Voor de HBO-studie is het forfait € 2.443 per jaar. De definitieve lening bedraagt € 4.750,-.
Het forfait voor het studiejaar 2021/2022 is € 2.443,-
De definitieve lening bedraagt € 4.850
De waarde van het forfait wordt overgenomen naar het veld Prestatiebeurs die definitief niet wordt omgezet in een gift.
Herstel persoonsgebonden aftrek
Als het vermoeden bestaat dat het restant persoonsgebonden aftrek te hoog is vastgesteld, kan de Belastingdienst het aanvankelijk vastgestelde bedrag herzien bij voor bezwaar vatbare beschikking.
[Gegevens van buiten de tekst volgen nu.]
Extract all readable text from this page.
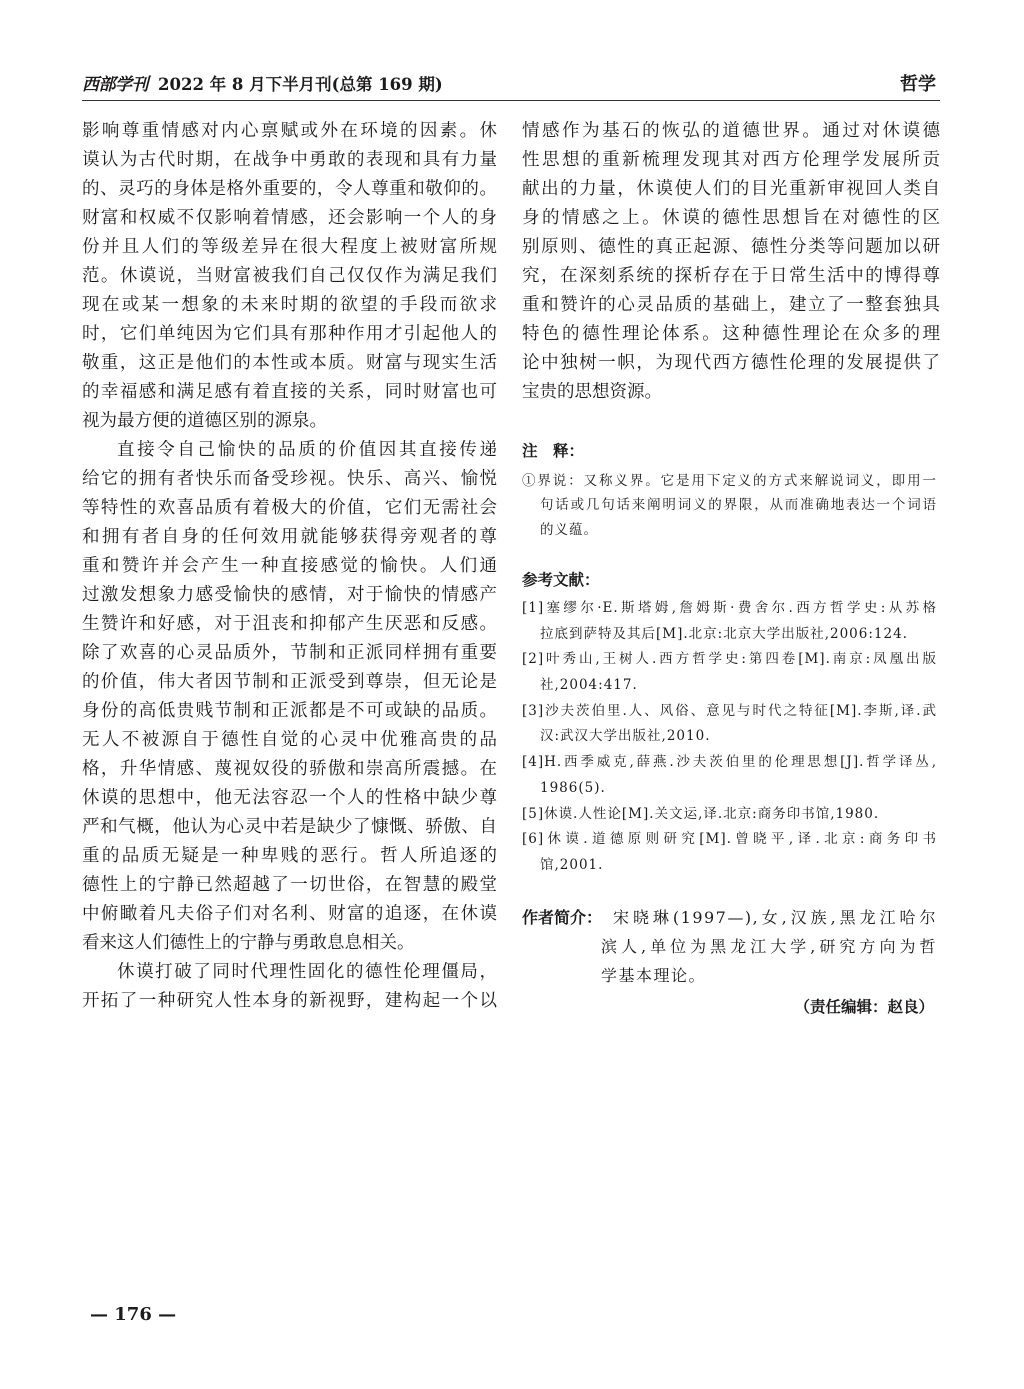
西部学刊 2022 年 8 月下半月刊(总第 169 期)	哲学
影响尊重情感对内心禀赋或外在环境的因素。休
谟认为古代时期，在战争中勇敢的表现和具有力量
的、灵巧的身体是格外重要的，令人尊重和敬仰的。
财富和权威不仅影响着情感，还会影响一个人的身
份并且人们的等级差异在很大程度上被财富所规
范。休谟说，当财富被我们自己仅仅作为满足我们
现在或某一想象的未来时期的欲望的手段而欲求
时，它们单纯因为它们具有那种作用才引起他人的
敬重，这正是他们的本性或本质。财富与现实生活
的幸福感和满足感有着直接的关系，同时财富也可
视为最方便的道德区别的源泉。
直接令自己愉快的品质的价值因其直接传递
给它的拥有者快乐而备受珍视。快乐、高兴、愉悦
等特性的欢喜品质有着极大的价值，它们无需社会
和拥有者自身的任何效用就能够获得旁观者的尊
重和赞许并会产生一种直接感觉的愉快。人们通
过激发想象力感受愉快的感情，对于愉快的情感产
生赞许和好感，对于沮丧和抑郁产生厌恶和反感。
除了欢喜的心灵品质外，节制和正派同样拥有重要
的价值，伟大者因节制和正派受到尊崇，但无论是
身份的高低贵贱节制和正派都是不可或缺的品质。
无人不被源自于德性自觉的心灵中优雅高贵的品
格，升华情感、蔑视奴役的骄傲和崇高所震撼。在
休谟的思想中，他无法容忍一个人的性格中缺少尊
严和气概，他认为心灵中若是缺少了慷慨、骄傲、自
重的品质无疑是一种卑贱的恶行。哲人所追逐的
德性上的宁静已然超越了一切世俗，在智慧的殿堂
中俯瞰着凡夫俗子们对名利、财富的追逐，在休谟
看来这人们德性上的宁静与勇敢息息相关。
休谟打破了同时代理性固化的德性伦理僵局，
开拓了一种研究人性本身的新视野，建构起一个以
情感作为基石的恢弘的道德世界。通过对休谟德
性思想的重新梳理发现其对西方伦理学发展所贡
献出的力量，休谟使人们的目光重新审视回人类自
身的情感之上。休谟的德性思想旨在对德性的区
别原则、德性的真正起源、德性分类等问题加以研
究，在深刻系统的探析存在于日常生活中的博得尊
重和赞许的心灵品质的基础上，建立了一整套独具
特色的德性理论体系。这种德性理论在众多的理
论中独树一帜，为现代西方德性伦理的发展提供了
宝贵的思想资源。
注　释：
①界说：又称义界。它是用下定义的方式来解说词义，即用一
句话或几句话来阐明词义的界限，从而准确地表达一个词语
的义蕴。
参考文献：
[1]塞缪尔·E.斯塔姆,詹姆斯·费舍尔.西方哲学史:从苏格
拉底到萨特及其后[M].北京:北京大学出版社,2006:124.
[2]叶秀山,王树人.西方哲学史:第四卷[M].南京:凤凰出版
社,2004:417.
[3]沙夫茨伯里.人、风俗、意见与时代之特征[M].李斯,译.武
汉:武汉大学出版社,2010.
[4]H.西季威克,薛燕.沙夫茨伯里的伦理思想[J].哲学译丛,
1986(5).
[5]休谟.人性论[M].关文运,译.北京:商务印书馆,1980.
[6]休谟.道德原则研究[M].曾晓平,译.北京:商务印书
馆,2001.
作者简介： 宋晓琳(1997—),女,汉族,黑龙江哈尔
滨人,单位为黑龙江大学,研究方向为哲
学基本理论。
（责任编辑：赵良）
— 176 —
De Belastingdienst kan dit niet doen als het gaat om een feit dat de Belastingdienst bekend was of redelijkerwijs bekend had kunnen zijn, tenzij de aangever met betrekking tot dit feit te kwader trouw is.
Verrekening persoonsgebonden aftrek
De persoonsgebonden aftrek kan als volgt worden verrekend:
- Trek eerst het bedrag van de persoonsgebonden aftrek af van het inkomen uit werk en eigen woning (BOX 1). Dat inkomen mag door de aftrek niet negatief worden.
- Als het persoonsgebonden aftrek groter is dan het inkomen in BOX 1, trek dan het restant af van het inkomen uit sparen en beleggen (BOX 3). Ook dat mag niet negatief worden.
- Is er dan nog persoonsgebonden aftrek over, dan kan dat afgetrokken worden van een eventueel inkomen uit aanmerkelijk belang (BOX 2).
Als de persoonsgebonden aftrek groter is dan de inkomens in BOX 1, 2 en 3 samen, dan kun je de rest van de aftrek bewaren tot een volgend jaar.